Extremely enlightening post Tracee. I have been so confused and conflicted as to this whole Palin thing and the unbelievable support she has received from her party. However, I don’t think I can go as far as translate their support for Palin to equal support for myself or single working mothers in this country, no matter what they say about Palin.
My feeling is that the GOP has to support her and love her because McCain is too unpredictable in terms of following the party platform.
Thanks Vem.
I’ve been just as confused by feminists criticism of her motherhood-work role. Actual working women are decrying her as a “bad mother” for a variety of reasons.
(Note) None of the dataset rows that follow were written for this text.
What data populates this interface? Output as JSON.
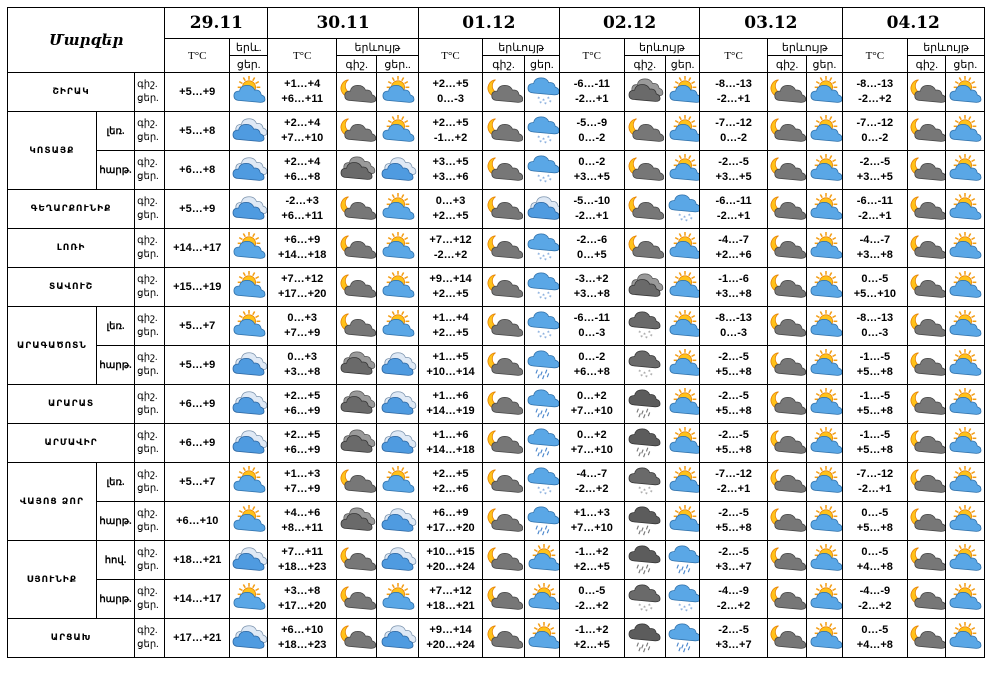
{
  "header": {
    "corner": "Մարզեր",
    "t_label": "T°C",
    "phen_label": "երևույթ",
    "phen_label_short": "երև.",
    "day_label": "ցեր.",
    "day_label2": "ցեր.",
    "night_label": "գիշ.",
    "day_label3": "ցեր..",
    "dates": [
      "29.11",
      "30.11",
      "01.12",
      "02.12",
      "03.12",
      "04.12"
    ]
  },
  "row_labels": {
    "night": "գիշ.",
    "day": "ցեր."
  },
  "rows": [
    {
      "region": "ՇԻՐԱԿ",
      "sub": "",
      "d": [
        [
          "+5…+9"
        ],
        [
          "+1…+4",
          "+6…+11"
        ],
        [
          "+2…+5",
          "0…-3"
        ],
        [
          "-6…-11",
          "-2…+1"
        ],
        [
          "-8…-13",
          "-2…+1"
        ],
        [
          "-8…-13",
          "-2…+2"
        ]
      ],
      "ic": [
        [
          "sun-cloud"
        ],
        [
          "moon-cloud",
          "sun-cloud"
        ],
        [
          "moon-cloud",
          "snow-cloud"
        ],
        [
          "dark-cloud",
          "sun-cloud"
        ],
        [
          "moon-cloud",
          "sun-cloud"
        ],
        [
          "moon-cloud",
          "sun-cloud"
        ]
      ]
    },
    {
      "region": "ԿՈՏԱՅՔ",
      "sub": "լեռ.",
      "d": [
        [
          "+5…+8"
        ],
        [
          "+2…+4",
          "+7…+10"
        ],
        [
          "+2…+5",
          "-1…+2"
        ],
        [
          "-5…-9",
          "0…-2"
        ],
        [
          "-7…-12",
          "0…-2"
        ],
        [
          "-7…-12",
          "0…-2"
        ]
      ],
      "ic": [
        [
          "blue-cloud"
        ],
        [
          "moon-cloud",
          "sun-cloud"
        ],
        [
          "moon-cloud",
          "snow-cloud"
        ],
        [
          "moon-cloud",
          "sun-cloud"
        ],
        [
          "moon-cloud",
          "sun-cloud"
        ],
        [
          "moon-cloud",
          "sun-cloud"
        ]
      ]
    },
    {
      "region": "",
      "sub": "հարթ.",
      "d": [
        [
          "+6…+8"
        ],
        [
          "+2…+4",
          "+6…+8"
        ],
        [
          "+3…+5",
          "+3…+6"
        ],
        [
          "0…-2",
          "+3…+5"
        ],
        [
          "-2…-5",
          "+3…+5"
        ],
        [
          "-2…-5",
          "+3…+5"
        ]
      ],
      "ic": [
        [
          "blue-cloud"
        ],
        [
          "dark-cloud",
          "blue-cloud"
        ],
        [
          "moon-cloud",
          "snow-cloud"
        ],
        [
          "moon-cloud",
          "sun-cloud"
        ],
        [
          "moon-cloud",
          "sun-cloud"
        ],
        [
          "moon-cloud",
          "sun-cloud"
        ]
      ]
    },
    {
      "region": "ԳԵՂԱՐՔՈՒՆԻՔ",
      "sub": "",
      "d": [
        [
          "+5…+9"
        ],
        [
          "-2…+3",
          "+6…+11"
        ],
        [
          "0…+3",
          "+2…+5"
        ],
        [
          "-5…-10",
          "-2…+1"
        ],
        [
          "-6…-11",
          "-2…+1"
        ],
        [
          "-6…-11",
          "-2…+1"
        ]
      ],
      "ic": [
        [
          "blue-cloud"
        ],
        [
          "moon-cloud",
          "sun-cloud"
        ],
        [
          "moon-cloud",
          "blue-cloud"
        ],
        [
          "moon-cloud",
          "snow-cloud"
        ],
        [
          "moon-cloud",
          "sun-cloud"
        ],
        [
          "moon-cloud",
          "sun-cloud"
        ]
      ]
    },
    {
      "region": "ԼՈՌԻ",
      "sub": "",
      "d": [
        [
          "+14…+17"
        ],
        [
          "+6…+9",
          "+14…+18"
        ],
        [
          "+7…+12",
          "-2…+2"
        ],
        [
          "-2…-6",
          "0…+5"
        ],
        [
          "-4…-7",
          "+2…+6"
        ],
        [
          "-4…-7",
          "+3…+8"
        ]
      ],
      "ic": [
        [
          "sun-cloud"
        ],
        [
          "moon-cloud",
          "sun-cloud"
        ],
        [
          "moon-cloud",
          "snow-cloud"
        ],
        [
          "moon-cloud",
          "sun-cloud"
        ],
        [
          "moon-cloud",
          "sun-cloud"
        ],
        [
          "moon-cloud",
          "sun-cloud"
        ]
      ]
    },
    {
      "region": "ՏԱՎՈՒՇ",
      "sub": "",
      "d": [
        [
          "+15…+19"
        ],
        [
          "+7…+12",
          "+17…+20"
        ],
        [
          "+9…+14",
          "+2…+5"
        ],
        [
          "-3…+2",
          "+3…+8"
        ],
        [
          "-1…-6",
          "+3…+8"
        ],
        [
          "0…-5",
          "+5…+10"
        ]
      ],
      "ic": [
        [
          "sun-cloud"
        ],
        [
          "moon-cloud",
          "sun-cloud"
        ],
        [
          "moon-cloud",
          "snow-cloud"
        ],
        [
          "dark-cloud",
          "sun-cloud"
        ],
        [
          "moon-cloud",
          "sun-cloud"
        ],
        [
          "moon-cloud",
          "sun-cloud"
        ]
      ]
    },
    {
      "region": "ԱՐԱԳԱԾՈՏՆ",
      "sub": "լեռ.",
      "d": [
        [
          "+5…+7"
        ],
        [
          "0…+3",
          "+7…+9"
        ],
        [
          "+1…+4",
          "+2…+5"
        ],
        [
          "-6…-11",
          "0…-3"
        ],
        [
          "-8…-13",
          "0…-3"
        ],
        [
          "-8…-13",
          "0…-3"
        ]
      ],
      "ic": [
        [
          "sun-cloud"
        ],
        [
          "moon-cloud",
          "sun-cloud"
        ],
        [
          "moon-cloud",
          "snow-cloud"
        ],
        [
          "snow-dark",
          "sun-cloud"
        ],
        [
          "moon-cloud",
          "sun-cloud"
        ],
        [
          "moon-cloud",
          "sun-cloud"
        ]
      ]
    },
    {
      "region": "",
      "sub": "հարթ.",
      "d": [
        [
          "+5…+9"
        ],
        [
          "0…+3",
          "+3…+8"
        ],
        [
          "+1…+5",
          "+10…+14"
        ],
        [
          "0…-2",
          "+6…+8"
        ],
        [
          "-2…-5",
          "+5…+8"
        ],
        [
          "-1…-5",
          "+5…+8"
        ]
      ],
      "ic": [
        [
          "blue-cloud"
        ],
        [
          "dark-cloud",
          "blue-cloud"
        ],
        [
          "moon-cloud",
          "rain-cloud"
        ],
        [
          "snow-dark",
          "sun-cloud"
        ],
        [
          "moon-cloud",
          "sun-cloud"
        ],
        [
          "moon-cloud",
          "sun-cloud"
        ]
      ]
    },
    {
      "region": "ԱՐԱՐԱՏ",
      "sub": "",
      "d": [
        [
          "+6…+9"
        ],
        [
          "+2…+5",
          "+6…+9"
        ],
        [
          "+1…+6",
          "+14…+19"
        ],
        [
          "0…+2",
          "+7…+10"
        ],
        [
          "-2…-5",
          "+5…+8"
        ],
        [
          "-1…-5",
          "+5…+8"
        ]
      ],
      "ic": [
        [
          "blue-cloud"
        ],
        [
          "dark-cloud",
          "blue-cloud"
        ],
        [
          "moon-cloud",
          "rain-cloud"
        ],
        [
          "rain-dark",
          "sun-cloud"
        ],
        [
          "moon-cloud",
          "sun-cloud"
        ],
        [
          "moon-cloud",
          "sun-cloud"
        ]
      ]
    },
    {
      "region": "ԱՐՄԱՎԻՐ",
      "sub": "",
      "d": [
        [
          "+6…+9"
        ],
        [
          "+2…+5",
          "+6…+9"
        ],
        [
          "+1…+6",
          "+14…+18"
        ],
        [
          "0…+2",
          "+7…+10"
        ],
        [
          "-2…-5",
          "+5…+8"
        ],
        [
          "-1…-5",
          "+5…+8"
        ]
      ],
      "ic": [
        [
          "blue-cloud"
        ],
        [
          "dark-cloud",
          "blue-cloud"
        ],
        [
          "moon-cloud",
          "rain-cloud"
        ],
        [
          "rain-dark",
          "sun-cloud"
        ],
        [
          "moon-cloud",
          "sun-cloud"
        ],
        [
          "moon-cloud",
          "sun-cloud"
        ]
      ]
    },
    {
      "region": "ՎԱՅՈՑ ՁՈՐ",
      "sub": "լեռ.",
      "d": [
        [
          "+5…+7"
        ],
        [
          "+1…+3",
          "+7…+9"
        ],
        [
          "+2…+5",
          "+2…+6"
        ],
        [
          "-4…-7",
          "-2…+2"
        ],
        [
          "-7…-12",
          "-2…+1"
        ],
        [
          "-7…-12",
          "-2…+1"
        ]
      ],
      "ic": [
        [
          "sun-cloud"
        ],
        [
          "moon-cloud",
          "sun-cloud"
        ],
        [
          "moon-cloud",
          "snow-cloud"
        ],
        [
          "snow-dark",
          "sun-cloud"
        ],
        [
          "moon-cloud",
          "sun-cloud"
        ],
        [
          "moon-cloud",
          "sun-cloud"
        ]
      ]
    },
    {
      "region": "",
      "sub": "հարթ.",
      "d": [
        [
          "+6…+10"
        ],
        [
          "+4…+6",
          "+8…+11"
        ],
        [
          "+6…+9",
          "+17…+20"
        ],
        [
          "+1…+3",
          "+7…+10"
        ],
        [
          "-2…-5",
          "+5…+8"
        ],
        [
          "0…-5",
          "+5…+8"
        ]
      ],
      "ic": [
        [
          "sun-cloud"
        ],
        [
          "dark-cloud",
          "blue-cloud"
        ],
        [
          "moon-cloud",
          "rain-cloud"
        ],
        [
          "rain-dark",
          "sun-cloud"
        ],
        [
          "moon-cloud",
          "sun-cloud"
        ],
        [
          "moon-cloud",
          "sun-cloud"
        ]
      ]
    },
    {
      "region": "ՍՅՈՒՆԻՔ",
      "sub": "հով.",
      "d": [
        [
          "+18…+21"
        ],
        [
          "+7…+11",
          "+18…+23"
        ],
        [
          "+10…+15",
          "+20…+24"
        ],
        [
          "-1…+2",
          "+2…+5"
        ],
        [
          "-2…-5",
          "+3…+7"
        ],
        [
          "0…-5",
          "+4…+8"
        ]
      ],
      "ic": [
        [
          "blue-cloud"
        ],
        [
          "moon-cloud",
          "blue-cloud"
        ],
        [
          "moon-cloud",
          "sun-cloud"
        ],
        [
          "rain-dark",
          "rain-cloud"
        ],
        [
          "moon-cloud",
          "sun-cloud"
        ],
        [
          "moon-cloud",
          "sun-cloud"
        ]
      ]
    },
    {
      "region": "",
      "sub": "հարթ.",
      "d": [
        [
          "+14…+17"
        ],
        [
          "+3…+8",
          "+17…+20"
        ],
        [
          "+7…+12",
          "+18…+21"
        ],
        [
          "0…-5",
          "-2…+2"
        ],
        [
          "-4…-9",
          "-2…+2"
        ],
        [
          "-4…-9",
          "-2…+2"
        ]
      ],
      "ic": [
        [
          "sun-cloud"
        ],
        [
          "moon-cloud",
          "sun-cloud"
        ],
        [
          "moon-cloud",
          "sun-cloud"
        ],
        [
          "snow-dark",
          "snow-cloud"
        ],
        [
          "moon-cloud",
          "sun-cloud"
        ],
        [
          "moon-cloud",
          "sun-cloud"
        ]
      ]
    },
    {
      "region": "ԱՐՑԱԽ",
      "sub": "",
      "d": [
        [
          "+17…+21"
        ],
        [
          "+6…+10",
          "+18…+23"
        ],
        [
          "+9…+14",
          "+20…+24"
        ],
        [
          "-1…+2",
          "+2…+5"
        ],
        [
          "-2…-5",
          "+3…+7"
        ],
        [
          "0…-5",
          "+4…+8"
        ]
      ],
      "ic": [
        [
          "blue-cloud"
        ],
        [
          "moon-cloud",
          "blue-cloud"
        ],
        [
          "moon-cloud",
          "sun-cloud"
        ],
        [
          "rain-dark",
          "rain-cloud"
        ],
        [
          "moon-cloud",
          "sun-cloud"
        ],
        [
          "moon-cloud",
          "sun-cloud"
        ]
      ]
    }
  ]
}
I think American women *thought* we had an unwritten deal. Feminists agreed we wouldn’t’ be too ambitious and in return we wanted conservative women to be less brutal in their judgment and support better work policy for women. We made all sorts of “sacrifices” in our career to skirt total criticism for working. We feel held back professionally, but we cater to their judgment to avoid their criticism.
Then one of them – Sarah Palin – completely lets her ambition shine and runs for finish line and all the conservatives we previously felt inhibited by stand back and cheer and it feels like a violation to the unwritten rules.
Good way to sum that up – it’s exactly like that. The only thing you left out was this surprising criticism from “Feminist-democrats” about it. Where is THAT coming from?